Пока Виктор медленно поглощал целебный салат, женщина легкими касаниями смазала ему спину волшебной мазью, приятно охладившей и снявшей большую часть боли.
– Отобрали твою веревку, Ийсма, – грустно пошутил юноша, – Опять сандалии рваные.
– Глупости говоришь, – отмахнулась целительница, не оценив юмора, – Ты еле живой остался. Сейчас о здоровье надо думать, а не о сандалиях.

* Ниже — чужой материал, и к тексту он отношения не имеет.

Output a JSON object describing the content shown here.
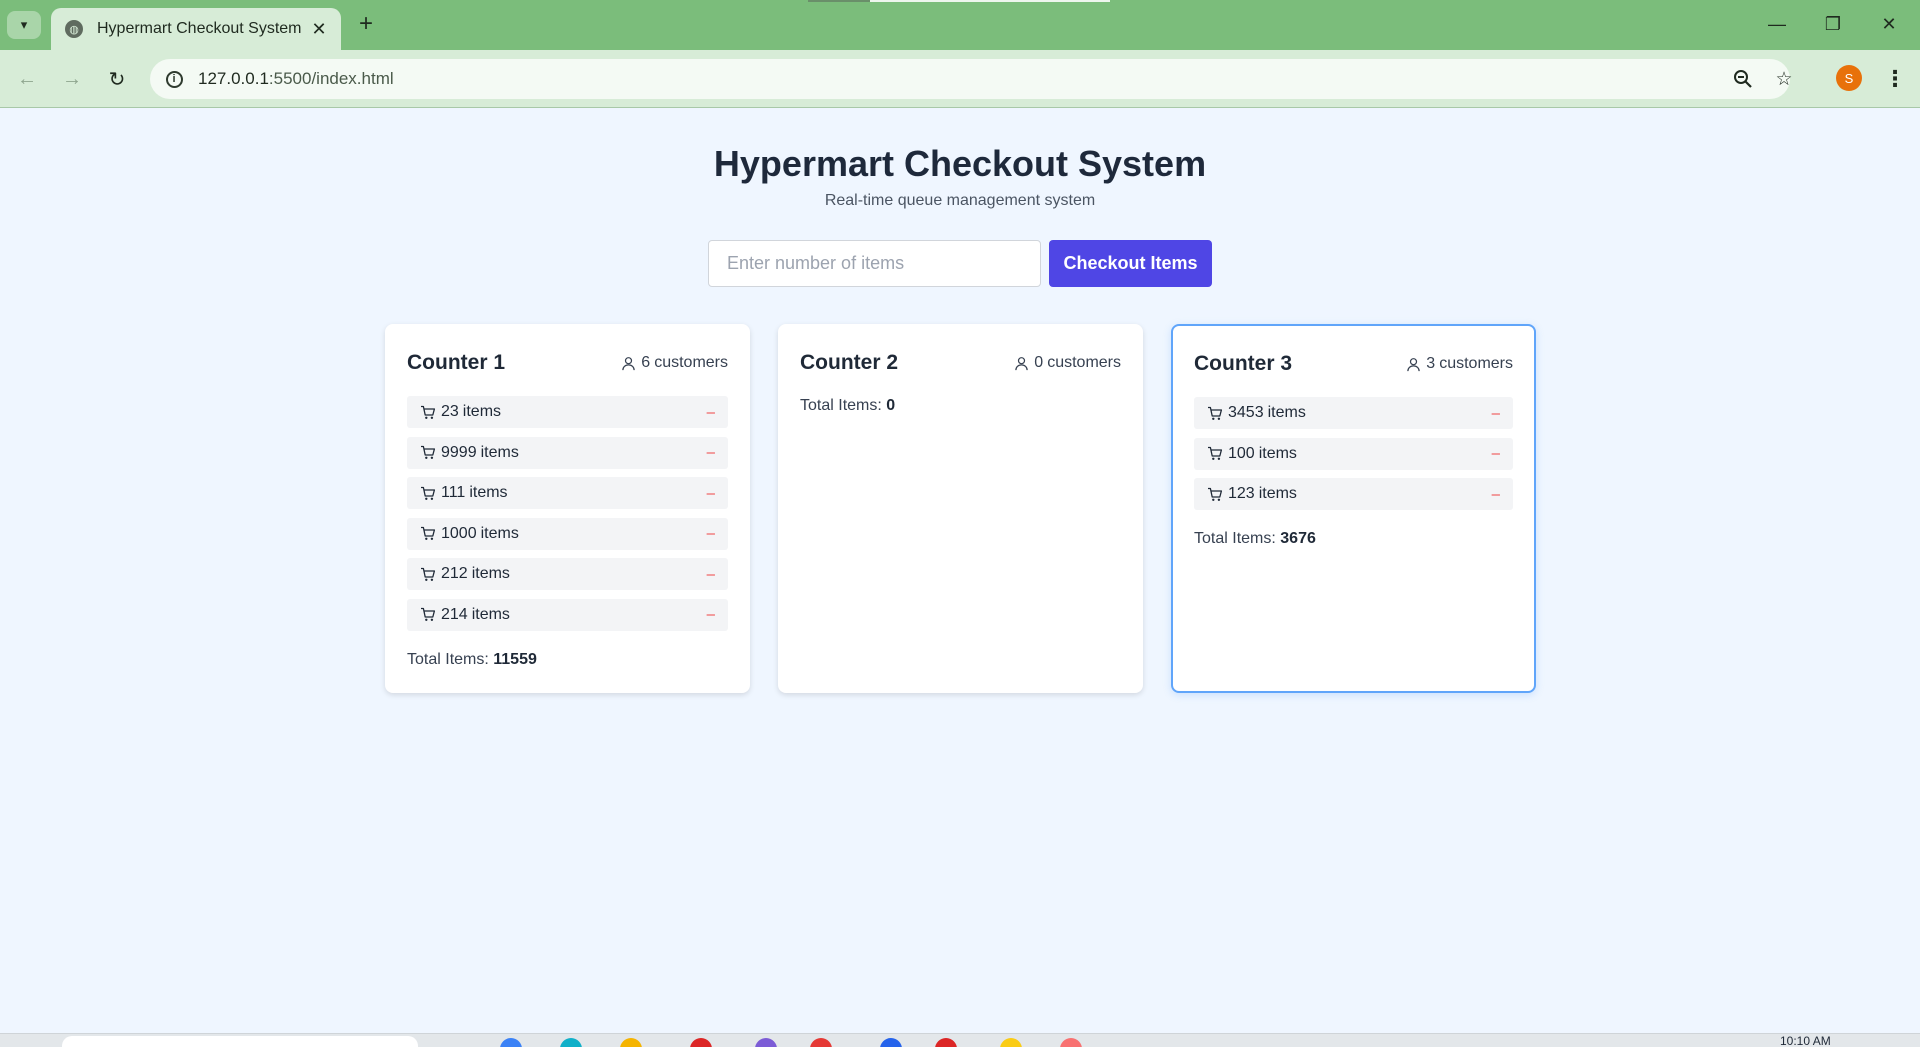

– Не глупости. Нет. Веревку надо. Много. Скоро.
– Глупый, глупый Вик! – рассердившись, повысила голос целительница, – Ложись! Тебе надо амулет.

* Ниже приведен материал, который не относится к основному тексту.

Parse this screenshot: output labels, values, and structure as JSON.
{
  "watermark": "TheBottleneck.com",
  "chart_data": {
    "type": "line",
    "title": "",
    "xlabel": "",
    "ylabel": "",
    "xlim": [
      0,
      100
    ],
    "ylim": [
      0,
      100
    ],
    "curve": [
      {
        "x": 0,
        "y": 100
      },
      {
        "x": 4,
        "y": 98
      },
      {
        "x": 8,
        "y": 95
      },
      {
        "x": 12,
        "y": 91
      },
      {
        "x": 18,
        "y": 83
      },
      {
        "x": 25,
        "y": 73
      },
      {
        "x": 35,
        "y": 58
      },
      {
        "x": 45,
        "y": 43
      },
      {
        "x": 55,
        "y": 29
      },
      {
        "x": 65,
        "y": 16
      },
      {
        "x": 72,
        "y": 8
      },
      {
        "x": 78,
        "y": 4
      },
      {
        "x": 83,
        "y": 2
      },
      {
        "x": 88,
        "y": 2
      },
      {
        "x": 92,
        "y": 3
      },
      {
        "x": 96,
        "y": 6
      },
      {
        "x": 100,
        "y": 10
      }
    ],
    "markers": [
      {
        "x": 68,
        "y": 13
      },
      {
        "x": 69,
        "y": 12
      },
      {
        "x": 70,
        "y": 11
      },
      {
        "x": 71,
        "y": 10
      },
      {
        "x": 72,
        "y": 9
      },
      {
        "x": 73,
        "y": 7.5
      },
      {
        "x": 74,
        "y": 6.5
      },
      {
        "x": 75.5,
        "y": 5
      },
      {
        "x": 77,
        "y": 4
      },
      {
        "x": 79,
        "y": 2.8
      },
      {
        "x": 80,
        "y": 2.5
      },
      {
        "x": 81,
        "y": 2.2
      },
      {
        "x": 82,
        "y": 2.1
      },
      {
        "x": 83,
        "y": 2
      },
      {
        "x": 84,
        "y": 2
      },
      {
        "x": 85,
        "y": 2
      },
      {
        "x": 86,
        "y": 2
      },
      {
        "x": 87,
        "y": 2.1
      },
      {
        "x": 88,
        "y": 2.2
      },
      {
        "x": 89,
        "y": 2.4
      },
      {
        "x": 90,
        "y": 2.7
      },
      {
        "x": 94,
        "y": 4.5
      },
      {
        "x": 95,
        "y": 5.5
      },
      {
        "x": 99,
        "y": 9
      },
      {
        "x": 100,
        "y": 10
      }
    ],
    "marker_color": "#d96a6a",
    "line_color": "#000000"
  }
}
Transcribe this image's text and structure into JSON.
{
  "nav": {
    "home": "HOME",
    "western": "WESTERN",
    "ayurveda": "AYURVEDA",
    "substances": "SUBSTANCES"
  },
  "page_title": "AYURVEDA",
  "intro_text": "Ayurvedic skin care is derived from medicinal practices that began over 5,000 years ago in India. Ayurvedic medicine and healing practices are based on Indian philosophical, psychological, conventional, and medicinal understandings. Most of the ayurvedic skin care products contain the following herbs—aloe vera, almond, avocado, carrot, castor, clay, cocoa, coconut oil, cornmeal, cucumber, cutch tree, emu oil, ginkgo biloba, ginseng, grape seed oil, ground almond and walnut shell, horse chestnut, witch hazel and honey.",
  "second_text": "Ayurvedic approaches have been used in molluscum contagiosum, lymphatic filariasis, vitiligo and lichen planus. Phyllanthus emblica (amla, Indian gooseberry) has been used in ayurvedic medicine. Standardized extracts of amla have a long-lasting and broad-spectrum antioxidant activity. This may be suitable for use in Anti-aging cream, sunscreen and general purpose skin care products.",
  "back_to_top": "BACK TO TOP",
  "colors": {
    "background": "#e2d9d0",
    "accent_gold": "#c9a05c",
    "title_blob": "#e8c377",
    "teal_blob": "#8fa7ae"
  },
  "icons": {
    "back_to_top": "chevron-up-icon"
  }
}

– Не надо амулет, – твердо возразил Виктор, который больше ничем не хотел стеснять славную женщину, – Я пойду к себе. Спасибо тебе, Ийсма. Спасибо за все.

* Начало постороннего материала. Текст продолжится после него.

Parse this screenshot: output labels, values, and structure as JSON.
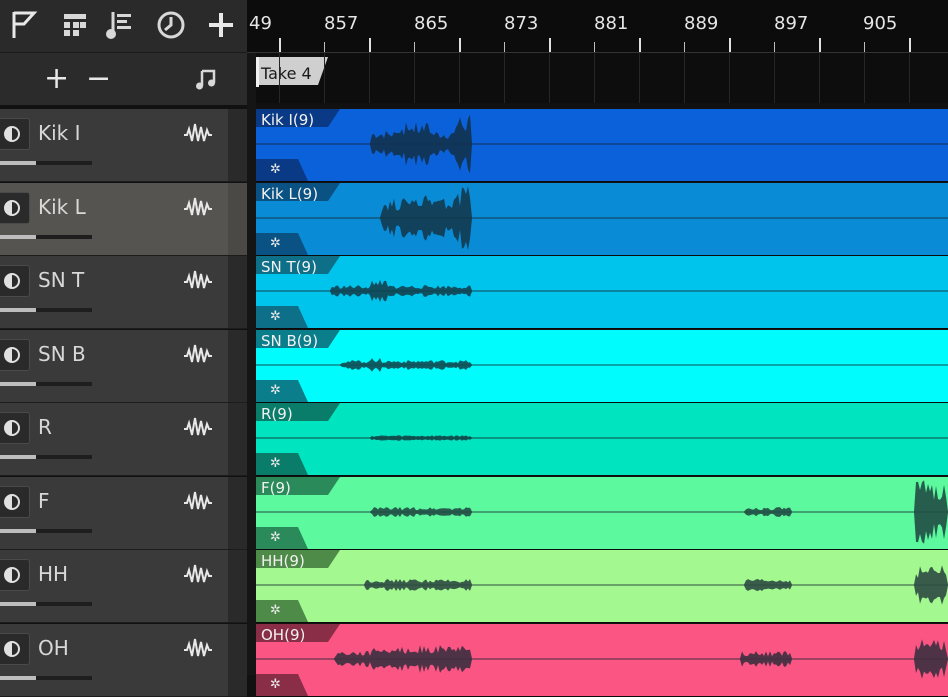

Он низко поклонился, как кланялся только хозяину и, пошатываясь, вышел за дверь. Добрался до своего места, осторожно опустился на четвереньки и с тихим стоном вытянулся на животе. В этот день Сомова еще не трогали, но уже наутро вместе с остальными погнали на работу. Раб должен работать. Благодаря целительнице боль в спине окончательно отпустила через неделю, оставив как напоминание о себе толстые уродливые шрамы. С рабами, что его выдали, Виктор разбираться не стал. Не было для этого сил. Предатели это знали, но все же обходили студента стороной, когда натыкались на его прищуренный недобрый взгляд. Впрочем, Сомова сторонились и другие рабы. Он по-прежнему для всех оставался чужаком. Для всех, за исключением одного. Однажды к лежащему человеку подошел гном, уселся рядом и стал с любопытством на него смотреть. Виктор покосился на настырного гнома, кряхтя приподнялся и тоже сел на соломенной циновке. Гном смотрел долго и пристально, размышляя достоин ли человек того, чтобы вступать с ним в диалог, а затем снял свою рубаху и гордо повернулся волосатой спиной, которая была изуродована страшными шрамами. Можно было даже не и спрашивать, за что получено такое суровое наказание. Все было понятно без слов. Виктор одобрительно покачал головой, и руки рабов встретились в крепком рукопожатии.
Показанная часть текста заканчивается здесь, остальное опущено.